Living Snoqualmie called it a one-two punch from Mother Nature. A warm front brought heavy rains and high winds to western Washington on January 11 and a flood watch was posted. But there has not been enough low elevation snow so far this winter to produce dangerously high volumes on the Middle Fork river and the flow peaked at a safe 7.76 feet/6,560 cfps at 1am on January 13. Fortunately there was no significant damage to the road surface. As expected, trees were downed, but all of them were already passable by mid-morning on January 12.


Double whammy on the straights before the concrete bridge with a young douglas fir from the right and an alder from the left.


Trees rarely fall alone, and one medium size alder brought down a smattering of smaller ones with it.

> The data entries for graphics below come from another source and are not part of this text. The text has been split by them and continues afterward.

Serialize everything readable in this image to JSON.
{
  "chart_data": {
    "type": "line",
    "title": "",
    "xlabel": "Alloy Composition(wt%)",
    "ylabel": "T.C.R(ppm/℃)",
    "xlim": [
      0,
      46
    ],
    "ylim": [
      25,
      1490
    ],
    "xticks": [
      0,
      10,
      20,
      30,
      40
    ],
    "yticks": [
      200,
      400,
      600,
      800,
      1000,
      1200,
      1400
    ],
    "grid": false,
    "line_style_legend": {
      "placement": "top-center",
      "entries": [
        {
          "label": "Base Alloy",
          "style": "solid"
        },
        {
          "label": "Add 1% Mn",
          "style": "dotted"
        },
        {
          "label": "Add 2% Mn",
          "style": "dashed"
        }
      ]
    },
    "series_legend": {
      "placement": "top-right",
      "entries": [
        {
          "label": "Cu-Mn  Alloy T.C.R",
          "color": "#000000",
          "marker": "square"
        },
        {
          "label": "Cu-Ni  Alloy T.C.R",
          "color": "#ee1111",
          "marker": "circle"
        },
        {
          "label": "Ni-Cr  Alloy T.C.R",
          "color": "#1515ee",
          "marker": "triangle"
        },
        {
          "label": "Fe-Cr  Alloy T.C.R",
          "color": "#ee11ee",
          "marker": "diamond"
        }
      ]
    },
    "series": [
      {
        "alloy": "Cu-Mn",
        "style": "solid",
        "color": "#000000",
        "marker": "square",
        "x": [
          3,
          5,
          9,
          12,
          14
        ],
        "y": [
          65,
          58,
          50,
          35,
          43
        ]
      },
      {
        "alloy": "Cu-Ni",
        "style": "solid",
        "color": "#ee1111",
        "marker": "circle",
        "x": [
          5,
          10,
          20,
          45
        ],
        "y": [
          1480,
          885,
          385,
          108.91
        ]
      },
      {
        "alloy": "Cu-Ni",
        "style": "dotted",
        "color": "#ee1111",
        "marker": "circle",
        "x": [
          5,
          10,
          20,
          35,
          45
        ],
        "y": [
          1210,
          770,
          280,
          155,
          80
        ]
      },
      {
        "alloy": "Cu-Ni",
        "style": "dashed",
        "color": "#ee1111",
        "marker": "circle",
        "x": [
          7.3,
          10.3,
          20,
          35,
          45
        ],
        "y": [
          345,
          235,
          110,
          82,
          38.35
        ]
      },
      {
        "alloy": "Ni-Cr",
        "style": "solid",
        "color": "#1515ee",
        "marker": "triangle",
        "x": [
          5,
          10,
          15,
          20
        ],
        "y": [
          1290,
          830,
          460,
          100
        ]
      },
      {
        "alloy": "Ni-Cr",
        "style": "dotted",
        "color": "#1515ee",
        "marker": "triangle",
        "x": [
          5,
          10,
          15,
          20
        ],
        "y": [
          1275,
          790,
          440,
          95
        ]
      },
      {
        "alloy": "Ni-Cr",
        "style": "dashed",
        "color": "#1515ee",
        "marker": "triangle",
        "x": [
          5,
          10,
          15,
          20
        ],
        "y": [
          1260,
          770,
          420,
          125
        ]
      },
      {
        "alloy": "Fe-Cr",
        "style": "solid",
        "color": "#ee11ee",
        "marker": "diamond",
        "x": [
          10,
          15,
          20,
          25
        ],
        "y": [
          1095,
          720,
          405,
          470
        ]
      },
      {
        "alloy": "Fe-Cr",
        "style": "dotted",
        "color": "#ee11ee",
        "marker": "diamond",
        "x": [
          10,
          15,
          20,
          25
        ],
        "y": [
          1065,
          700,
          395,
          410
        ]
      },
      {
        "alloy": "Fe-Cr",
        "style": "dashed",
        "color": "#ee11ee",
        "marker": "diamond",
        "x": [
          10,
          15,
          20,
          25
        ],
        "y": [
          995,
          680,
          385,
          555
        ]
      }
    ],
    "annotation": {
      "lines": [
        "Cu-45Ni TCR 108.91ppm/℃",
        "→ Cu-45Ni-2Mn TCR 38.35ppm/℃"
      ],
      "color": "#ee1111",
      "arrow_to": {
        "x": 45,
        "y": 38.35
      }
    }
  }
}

Puddles of water colored with valley bottom clays fill up near Big Blowout Creek bridge


Alders are the first trees to grow back after logging and weaken when deprived of light by maturing firs and cedars. This spindly alder was growing behind a large douglas fir stump. Expect the white-barked alders in the center to fall in coming years as well.


Not all trees fall during the storm. This section of road was clear in the morning after the storm, then a large maple uprooted mid-day and brought down an alder with it. A spontaneous crew of hatchet-wielding visitors blocked by the fallen tree cleared a path wide enough to get vehicles past.


A jumble of fallen trees triggered by a large uprooted maple, neatly slicing another tree in half on it’s way down.


Three days later a volunteer chain saw crew has cut back the larger branches. Much of the large debris will probably be salvaged for firewood.